When the enchanting notes of a wood thrush reached my ears as I woke up this morning, I smiled. Nice as it is to hear birdsong in our own woods and plant native trees on our own property, I wonder about mankind’s role in nature. Can we keep using our natural resources wisely and sustainably while at the same time protecting and treasuring our wild natural lands?
I take comfort in thinking about how two leading fathers of American conservation dealt with this problem. During the 1890s, America faced an environmental crisis similar in many ways to our situation today. Our country had nearly ended its westward expansion. Corporations bought up huge tracts of land for timber and mining. What was left of the unclaimed land set aside for farming and homesteading had become overrun with grazing cattle and sheep. Big game animals were a rarity, and our remaining forests were in real danger of destruction. Something had to be done.
In 1896 the National Academy of Sciences sent a team of commissioners on a four-month tour of the Western United States and asked for their recommendations. Among these commissioners were two young men, John Muir and Gifford Pinchot.
Muir was a preservationist who believed forests were sacred and had to be protected from logging, grazing, and mining. Pinchot was a conservationist, believing that forests needed to be used, sustained, and managed as a natural resource. Despite their widely differing viewpoints, the two men befriended each other during this glorified camping trip, fishing together on Lake McDonald on land that would become Glacier National Park in Montana. Muir and Pinchot agreed that wild natural areas like Lake McDonald should be permanently protected.
The result of the Commission was a congressional bill that would preserve national wilderness areas, combined with a system of forests protected by the government but open to every American’s use. This bill failed to pass but ultimately led to the creation of the US Forest Service as a separate branch of government under the Department of Agriculture. Pinchot became the first chief of the US Forest Service in 1905 under President Grover Cleveland. With Pinchot’s guidance, America’s national forests were managed and cared for by the federal government. Timber was used like any other crop, not preserved as if in a museum.
Muir and his supporters believed the proposed Forest Service didn’t do enough to protect America’s pristine wild lands. They won a victory in 1899 when Mount Rainier in the state of Washington became a National Park. Muir, an avid writer and naturalist, went on to create the Sierra Club, an organization dedicated to preserving our nation’s wilderness areas.
Muir and Pinchot’s friendship fell out in 1908, when the City of San Francisco was granted the authority to dam the Tuolumne River in the Hetch Hetchy valley, located in the heart of Yosemite National Park in California. The city needed the dam to provide water for its growing population. Pinchot lobbied in Washington, D.C. for the dam’s use. Meanwhile, Muir wrote fiery articles from the state of Washington in Harper’s Weekly and Atlantic magazines condemning the destruction of public lands. Pinchot won out and the dam was built in 1913.

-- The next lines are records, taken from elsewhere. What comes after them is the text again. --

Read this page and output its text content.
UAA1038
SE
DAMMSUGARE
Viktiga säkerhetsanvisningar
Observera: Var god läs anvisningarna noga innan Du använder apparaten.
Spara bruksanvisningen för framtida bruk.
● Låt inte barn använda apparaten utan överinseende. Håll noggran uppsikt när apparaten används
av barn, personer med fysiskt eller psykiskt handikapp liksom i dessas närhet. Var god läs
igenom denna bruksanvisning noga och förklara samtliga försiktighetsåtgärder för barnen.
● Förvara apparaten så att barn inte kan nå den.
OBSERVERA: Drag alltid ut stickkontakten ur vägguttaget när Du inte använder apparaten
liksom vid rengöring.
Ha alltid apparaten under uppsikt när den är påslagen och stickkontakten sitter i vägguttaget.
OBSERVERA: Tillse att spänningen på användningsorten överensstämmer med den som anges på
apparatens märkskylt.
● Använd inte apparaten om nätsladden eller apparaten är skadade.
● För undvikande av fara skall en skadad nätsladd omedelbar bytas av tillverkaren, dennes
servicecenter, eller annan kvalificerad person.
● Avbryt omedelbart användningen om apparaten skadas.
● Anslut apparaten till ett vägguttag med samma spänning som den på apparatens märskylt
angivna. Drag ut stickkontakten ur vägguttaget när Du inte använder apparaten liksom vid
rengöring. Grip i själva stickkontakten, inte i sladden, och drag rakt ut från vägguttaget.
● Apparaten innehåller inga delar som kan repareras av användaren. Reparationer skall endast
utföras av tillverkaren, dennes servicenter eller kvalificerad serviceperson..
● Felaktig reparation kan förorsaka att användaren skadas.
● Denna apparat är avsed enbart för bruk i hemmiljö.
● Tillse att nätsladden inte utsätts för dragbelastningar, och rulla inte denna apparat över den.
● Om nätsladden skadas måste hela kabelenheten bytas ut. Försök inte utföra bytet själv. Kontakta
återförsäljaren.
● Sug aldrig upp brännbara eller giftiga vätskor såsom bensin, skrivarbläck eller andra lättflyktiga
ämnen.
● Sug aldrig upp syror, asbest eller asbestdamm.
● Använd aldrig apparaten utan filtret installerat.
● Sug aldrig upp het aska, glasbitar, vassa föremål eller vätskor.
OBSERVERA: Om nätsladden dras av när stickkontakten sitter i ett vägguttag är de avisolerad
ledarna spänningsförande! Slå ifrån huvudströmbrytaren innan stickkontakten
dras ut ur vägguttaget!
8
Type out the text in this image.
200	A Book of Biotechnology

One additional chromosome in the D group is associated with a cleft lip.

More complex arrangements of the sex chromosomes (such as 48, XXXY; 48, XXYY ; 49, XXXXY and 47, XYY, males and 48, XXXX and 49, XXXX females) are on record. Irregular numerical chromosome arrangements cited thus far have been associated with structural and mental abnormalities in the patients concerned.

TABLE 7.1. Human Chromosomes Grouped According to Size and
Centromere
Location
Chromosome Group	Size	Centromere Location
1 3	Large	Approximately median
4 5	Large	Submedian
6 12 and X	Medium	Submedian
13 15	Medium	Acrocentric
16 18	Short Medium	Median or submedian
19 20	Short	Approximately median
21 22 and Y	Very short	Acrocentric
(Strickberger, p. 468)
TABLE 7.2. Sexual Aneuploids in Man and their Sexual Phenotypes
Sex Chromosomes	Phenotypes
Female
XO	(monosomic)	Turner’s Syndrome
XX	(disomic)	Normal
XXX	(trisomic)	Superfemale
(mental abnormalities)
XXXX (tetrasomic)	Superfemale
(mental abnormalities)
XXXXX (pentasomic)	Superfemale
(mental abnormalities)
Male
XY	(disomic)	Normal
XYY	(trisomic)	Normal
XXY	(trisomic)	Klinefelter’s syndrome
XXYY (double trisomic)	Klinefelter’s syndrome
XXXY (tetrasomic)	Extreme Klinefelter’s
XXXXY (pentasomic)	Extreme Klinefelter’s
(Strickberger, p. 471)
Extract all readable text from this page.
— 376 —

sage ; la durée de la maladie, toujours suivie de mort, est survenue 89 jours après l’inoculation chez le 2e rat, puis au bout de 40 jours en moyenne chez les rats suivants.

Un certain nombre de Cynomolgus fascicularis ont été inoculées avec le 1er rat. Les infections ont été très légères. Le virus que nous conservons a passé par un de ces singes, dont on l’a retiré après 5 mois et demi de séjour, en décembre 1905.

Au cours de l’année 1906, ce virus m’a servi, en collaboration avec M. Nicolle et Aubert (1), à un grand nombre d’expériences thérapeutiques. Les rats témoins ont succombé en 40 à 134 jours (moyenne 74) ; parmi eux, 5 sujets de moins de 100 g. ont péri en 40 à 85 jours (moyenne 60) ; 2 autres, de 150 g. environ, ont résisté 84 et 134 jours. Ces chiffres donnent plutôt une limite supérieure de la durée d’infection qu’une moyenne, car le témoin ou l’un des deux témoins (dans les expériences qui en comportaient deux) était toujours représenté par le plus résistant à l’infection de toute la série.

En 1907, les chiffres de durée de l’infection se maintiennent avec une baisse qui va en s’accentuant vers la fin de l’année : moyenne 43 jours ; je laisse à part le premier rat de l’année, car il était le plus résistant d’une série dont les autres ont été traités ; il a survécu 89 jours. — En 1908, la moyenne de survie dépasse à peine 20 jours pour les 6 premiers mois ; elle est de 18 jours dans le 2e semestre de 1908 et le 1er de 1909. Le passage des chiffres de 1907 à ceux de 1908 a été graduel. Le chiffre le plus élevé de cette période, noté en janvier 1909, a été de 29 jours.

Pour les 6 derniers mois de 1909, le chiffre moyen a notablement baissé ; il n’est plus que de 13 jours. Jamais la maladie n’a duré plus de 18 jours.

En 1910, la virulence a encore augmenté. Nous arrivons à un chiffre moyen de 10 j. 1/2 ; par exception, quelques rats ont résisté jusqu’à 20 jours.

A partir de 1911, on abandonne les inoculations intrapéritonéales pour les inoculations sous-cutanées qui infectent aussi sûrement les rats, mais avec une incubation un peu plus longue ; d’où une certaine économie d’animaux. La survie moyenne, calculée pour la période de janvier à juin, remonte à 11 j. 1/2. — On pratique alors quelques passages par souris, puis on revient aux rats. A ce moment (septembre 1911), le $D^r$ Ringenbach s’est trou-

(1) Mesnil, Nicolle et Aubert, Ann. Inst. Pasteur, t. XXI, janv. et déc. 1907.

Today the US Forest Service and the National Park Service combine the legacies of tree-loving preservationists and user-friendly conservationists. On US Forest Service Land, the interests of lumber and mining companies are balanced along with recreational use by hunters, hikers, snowmobilers and cross-country skiers, in line with Gifford Pinchot’s thinking. The National Park Service follows John Muir’s preservation theory, protecting natural wonders like Sequoia trees for all to enjoy.
I can picture Muir and Pinchot in my mind, fishing companionably together. And I can also think of them seated by a campfire on the lake shore, heatedly discussing things late into the night. The same tension and tug-of-war between viewpoints continues to play out today, but I hold out hope that we can continue to listen to and respect each other, to seek out the common ground that supports a path to preserve and protect nature and still respect and encourage wise use of our natural resources.
Doug Pifer is an artist, naturalist, and writer. He has a Master’s Degree in Journalism from Penn State and has been an editor and art educator. His illustrations have appeared in various books and magazines and he has been a contributor to The Observer for several years. He lives with his wife and assorted animals on 5.7 acres in a historic farmhouse near Shepherdstown.